Sans surprise, du moins pour ceux qui auront lu Saint-Simon et comprendront comment fonctionne structurellement une société de cour, le Danube de la pensée Slavoj Žižek est parvenu à revenir dans l’espace médiatique en se faisant encore plus va-t-en-guerre que B.H.L.
« On ne peut pas être de gauche si on ne soutient pas sans équivoque l’Ukraine », nous dit-il.
Bataillon Azov, Banderomania et bombardements du Donbass pendant huit ans compris?
Dans le genre « tuez les tous, Dieu reconnaîtra les siens », on n’avait pas fait aussi inspiré depuis le discours de George W. Bush nous enrôlant pour la guerre en Irak au son du tambour : « Vous êtes avec les terroristes ou avec nous. »
À ce degré de fanatisme buté, on ne sait s’il s’agit de déshonorer la pensée rationaliste qu’on prétend incarner ou simplement se renier et se déshonorer soi-même.
Zižek déshonore en tout cas la logique, sa propre logique, en (contre)disant, dans le « Guardian », que même si l’Ukraine ne peut pas gagner la guerre, il faut pourtant stigmatiser ceux qu’il nomme avec mépris les « pacifistes » et refuser toute solution négociée qui ne ferait que le jeu de Poutine.
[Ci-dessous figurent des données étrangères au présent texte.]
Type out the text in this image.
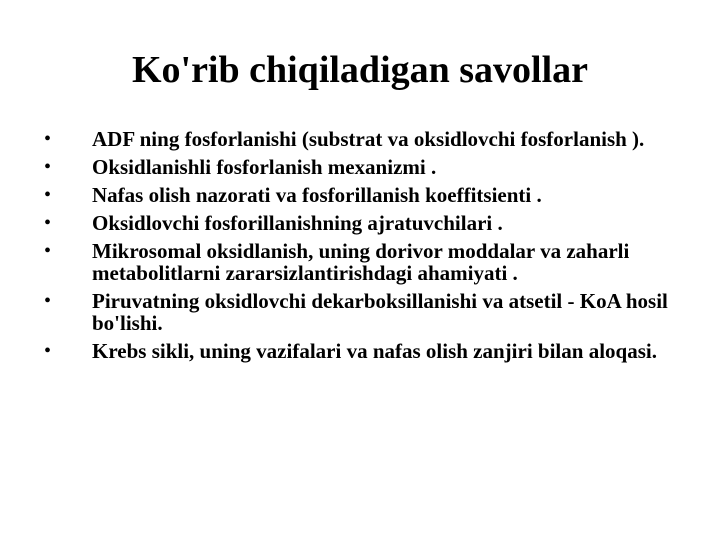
Ko'rib chiqiladigan savollar
• ADF ning fosforlanishi (substrat va oksidlovchi fosforlanish ).
• Oksidlanishli fosforlanish mexanizmi .
• Nafas olish nazorati va fosforillanish koeffitsienti .
• Oksidlovchi fosforillanishning ajratuvchilari .
• Mikrosomal oksidlanish, uning dorivor moddalar va zaharli metabolitlarni zararsizlantirishdagi ahamiyati .
• Piruvatning oksidlovchi dekarboksillanishi va atsetil - KoA hosil bo'lishi.
• Krebs sikli, uning vazifalari va nafas olish zanjiri bilan aloqasi.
Va comprendre.
Dans le même désordre de raisonnement, selon le philosophe, l’Europe devrait aussi assurer son indépendance au moyen de… « a stronger NATO » (en slovène dans le texte).
Žižek déshonore l’humanisme le plus élémentaire quand il voit derrière l’opération actuelle rien de moins qu’une métaphysique à la Dostoïevski et se croit autorisé à écrire la phrase qui justifie tout le délire russophobe que nous vivons actuellement : « On entend souvent dire que nous devrions tracer une ligne de séparation stricte entre la politique de Poutine et la grande culture russe, mais cette ligne de séparation est beaucoup plus poreuse qu’il n’y paraît ».
Slavoj Žižek déshonore également la démarche et la méthode philosophiques en elles-mêmes, en revenant au pur fanatisme des guerres de religion. Dans « Die Welt« , l’incipit de son article présente le conflit actuel comme la lutte de « l’héritage protestant contre l’autoritarisme orthodoxe ». Heureusement que la philosophie occidentale, de Luther à Žižek en passant quelques chevaliers teutoniques lorgnant du côté de Königsberg ou Kaliningrad, dispose d’une alliance atlantique antiautoritaire, de quelques amateurs de signes runiques et surtout d’un philosophe si subtil qu’il sait reconnaître immédiatement l’esprit du monde lorsqu’il joue du piano avec son membre viril et part ainsi conquérir la Moscova.
Enfin, en redoutant le bouleversement géopolitique actuel, qui n’est autre qu’une immense révolte des peuples contre la domination du dollar, Žižek déshonore le marxisme dont il se revendique pourtant, philosophie qui ne se contente pas d’interpréter le monde mais entend le transformer. Vingt ans après la destruction de l’Irak, comme tant d’autres avant lui, Žižek rejoint le camion-poubelle de ceux qui conservent pieusement l’ordure du monde tel qu’il est, écume de chaque génération que la presse bourgeoise draine à chaque vague guerrière en lui faisant l’aumône du qualificatif de « néo ».
Néocon, donc le Žižek cuvée 2022? Sans conteste, puisque Kissinger, désormais, est même pour lui trop pacifiste. Mais lorsqu’on prend le temps d’observer les resucées lacaniennes poussives d’un clown triste qui n’hésiterait pas à appeler à la Troisième Guerre mondiale pour masquer qu’au fond, il ne casse pas trois pattes à un canard, le mot qui vient à l’esprit serait plutôt : néo-concon.
En la matière, on sait que le temps ne fait rien à l’affaire.